External Hashing for Disk Files
Hashing for disk files is called external hashing. To suit the characteristics of disk storage, the target address space is made of buckets, each of which holds multiple records. A bucket is either one disk block or a cluster of contiguous disk blocks. The hashing function maps a key into a relative bucket number, rather than assigning an absolute block address to the bucket. A table maintained in the file header converts the bucket number into the corresponding disk block address, as illustrated in Figure 17.9.
The collision problem is less severe with buckets, because as many records as will fit in a bucket can hash to the same bucket without causing problems. However, we must make provisions for the case where a bucket is filled to capacity and a new record being inserted hashes to that bucket. We can use a variation of chaining in which a pointer is maintained in each bucket to a linked list of overflow records for the bucket, as shown in Figure 17.10. The pointers in the linked list should be record pointers, which include both a block address and a relative record position within the block.

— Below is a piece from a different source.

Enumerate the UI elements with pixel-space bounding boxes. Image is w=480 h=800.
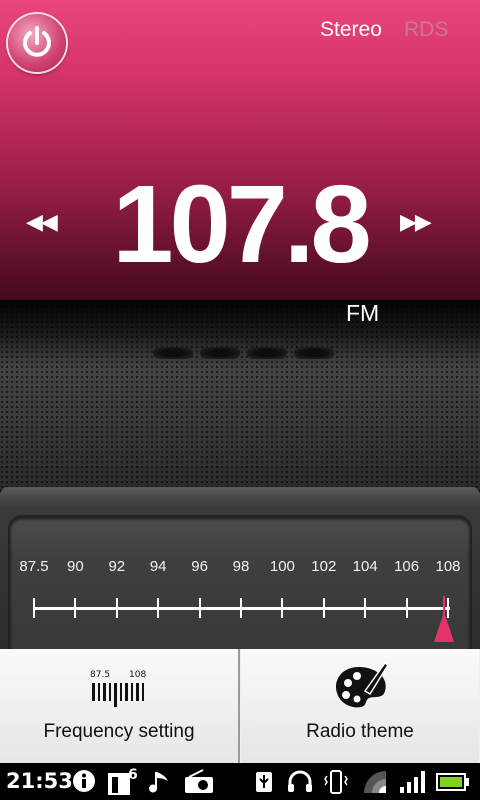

Hashing provides the fastest possible access for retrieving an arbitrary record given the value of its hash field. Although most good hash functions do not maintain records in order of hash field values, some functions—called order preserving— do. A simple example of an order preserving hash function is to take the leftmost three digits of an invoice number field that yields a bucket address as the hash address and keep the records sorted by invoice number within each bucket. Another
example is to use an integer hash key directly as an index to a relative file, if the hash key values fill up a particular interval; for example, if employee numbers in a company are assigned as 1, 2, 3, ... up to the total number of employees, we can use the identity hash function that maintains order. Unfortunately, this only works if keys are generated in order by some application.
The hashing scheme described so far is called static hashing because a fixed number of buckets M is allocated. This can be a serious drawback for dynamic files. Suppose that we allocate M buckets for the address space and let m be the maximum number of records that can fit in one bucket; then at most (m * M) records will fit in the allocated space. If the number of records turns out to be substantially fewer than (m * M), we are left with a lot of unused space. On the other hand, if the number of records increases to substantially more than (m * M), numerous collisions will result and retrieval will be slowed down because of the long lists of overflow records. In either case, we may have to change the number of blocks M allocated and then use a new hashing function (based on the new value of M) to redistribute the records. These reorganizations can be quite time-consuming for large files. Newer dynamic file organizations based on hashing allow the number of buckets to vary dynamically with only localized reorganization (see Section 17.8.3).
When using external hashing, searching for a record given a value of some field other than the hash field is as expensive as in the case of an unordered file. Record deletion can be implemented by removing the record from its bucket. If the bucket has an overflow chain, we can move one of the overflow records into the bucket to replace the deleted record. If the record to be deleted is already in overflow, we sim-ply remove it from the linked list. Notice that removing an overflow record implies that we should keep track of empty positions in overflow. This is done easily by maintaining a linked list of unused overflow locations.
Modifying a specific record’s field value depends on two factors: the search condition to locate that specific record and the field to be modified. If the search condition is an equality comparison on the hash field, we can locate the record efficiently by using the hashing function; otherwise, we must do a linear search. A nonhash field can be modified by changing the record and rewriting it in the same bucket. Modifying the hash field means that the record can move to another bucket, which requires deletion of the old record followed by insertion of the modified record.